Aku berlari kencang menjauhi mereka. Sebisa mungkin mematahkan dahan pohon yang rendah dengan tongkatku untuk menghambat mereka. Namun percuma, mereka mampu menyusulku dengan sangat cepat.

"Mau lari kemana kau, Penjahat!"

"Aku akan membunuhmu sekarang juga!"

"Jangan lari kau, Pengecut!"

Teriakan para serigala domba itu bergema di hutan yang hening ini. Kencangnya suara mereka berarti jarak antara aku dan kawanan hewan itu semakin dekat. Tanpa diduga, kakiku tersandung akar pohon yang mencuat ke tanah. Aku terjatuh menghantam tanah hutan yang lembab. Sementara itu, kawanan serigala mulai mendekat. Aku memaksakan diri untuk bangkit, menyelamatkan diri dari hewan buas itu.

"Kau mau pergi kemana, hah!?" Astaga! Pemimpin para serigala menghalangi jalanku. Aku berbalik mundur. Namun, jalanku dihalangi oleh tiga serigala. Aku beralih ke arah kanan, dua serigala yang menggeram menghalangi jalanku. Satu-satunya jalan hanyalah ke arah kiri, tapi jalan itu sudah dihalangi tiga serigala yang menunjukkan taring-taringnya.

"Kau tidak bisa kabur lagi, Manusia!" Pemimpin kawanan mereka berseru.

"Akhirnya, sudah lama kita tak memakan daging manusia!" seru seekor serigala, yang langsung disambut lolongan panjang serigala lain.

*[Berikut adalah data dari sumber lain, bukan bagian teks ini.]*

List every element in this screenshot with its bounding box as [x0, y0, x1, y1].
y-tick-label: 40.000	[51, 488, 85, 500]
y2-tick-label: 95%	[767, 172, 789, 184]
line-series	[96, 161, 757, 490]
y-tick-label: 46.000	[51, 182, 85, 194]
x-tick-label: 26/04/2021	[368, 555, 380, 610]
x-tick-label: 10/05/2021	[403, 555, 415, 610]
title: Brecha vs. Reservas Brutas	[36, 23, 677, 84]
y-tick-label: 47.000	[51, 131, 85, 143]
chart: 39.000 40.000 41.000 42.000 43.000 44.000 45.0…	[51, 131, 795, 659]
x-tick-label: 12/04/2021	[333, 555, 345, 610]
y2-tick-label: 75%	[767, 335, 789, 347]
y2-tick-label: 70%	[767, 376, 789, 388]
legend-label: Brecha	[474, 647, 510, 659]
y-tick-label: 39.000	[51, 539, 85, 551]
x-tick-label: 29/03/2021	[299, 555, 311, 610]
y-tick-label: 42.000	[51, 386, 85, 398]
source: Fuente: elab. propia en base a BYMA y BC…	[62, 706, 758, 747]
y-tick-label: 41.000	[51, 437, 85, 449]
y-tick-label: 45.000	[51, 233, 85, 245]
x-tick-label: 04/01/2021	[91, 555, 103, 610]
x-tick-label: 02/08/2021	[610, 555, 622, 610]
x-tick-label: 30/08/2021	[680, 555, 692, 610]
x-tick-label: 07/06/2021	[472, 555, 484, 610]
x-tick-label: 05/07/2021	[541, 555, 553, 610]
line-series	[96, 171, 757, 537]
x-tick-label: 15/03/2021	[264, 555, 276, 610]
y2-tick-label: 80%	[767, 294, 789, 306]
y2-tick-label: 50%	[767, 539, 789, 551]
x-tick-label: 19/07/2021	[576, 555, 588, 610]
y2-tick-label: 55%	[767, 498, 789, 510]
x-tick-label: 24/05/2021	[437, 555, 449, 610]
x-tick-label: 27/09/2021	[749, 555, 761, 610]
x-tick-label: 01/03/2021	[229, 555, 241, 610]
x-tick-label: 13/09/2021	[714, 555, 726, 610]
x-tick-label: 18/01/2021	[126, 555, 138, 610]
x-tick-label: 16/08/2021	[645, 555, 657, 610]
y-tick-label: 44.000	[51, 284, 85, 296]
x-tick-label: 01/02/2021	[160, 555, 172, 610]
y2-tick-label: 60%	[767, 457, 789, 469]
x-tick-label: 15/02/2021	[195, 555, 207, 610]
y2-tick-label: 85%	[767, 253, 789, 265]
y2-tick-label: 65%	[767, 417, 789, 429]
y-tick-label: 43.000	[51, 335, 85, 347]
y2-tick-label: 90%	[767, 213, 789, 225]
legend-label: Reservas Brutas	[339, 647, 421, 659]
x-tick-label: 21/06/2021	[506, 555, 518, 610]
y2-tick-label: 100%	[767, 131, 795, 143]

"Semuanya! Serang dia!" Seruan dari pemimpin para serigala disambut antusias oleh kawanannya. Mereka menyerangku dari segala arah dengan bertubi-tubi tanpa memberikan jeda. Kupukul mereka dengan batang kayu yang kupegang erat, tapi salah satu serigala berhasil menggigit senjataku lalu melemparnya jauh. Aku tidak punya senjata apapun sekarang.

"Aarrgghh!" Satu persatu, kawanan serigala itu menggigiti sekujur tubuhku tanpa ampun. Luka yang tadinya sudah kuobati kembali mengalirkan darah yang banyak. Kaki, tangan, bahkan punggungku tak selamat dari gigitan yang begitu menyakitkan. Pemandanganku memburam, kehilangan banyak darah akibat luka gigit. Apa ini … menjadi akhir dariku?

Mendadak, pepohonan di sekitarku tumbang. Cahaya yang begitu terang menyinari hutan yang nyaris gelap ini. Ah, Malaikat Kematian sudah bersiap untuk mencabut nyawaku, tapi tidak. Kawanan serigala yang tadi menyerangku, berubah menjadi abu. Aku lolos dari kematian untuk kedua kalinya.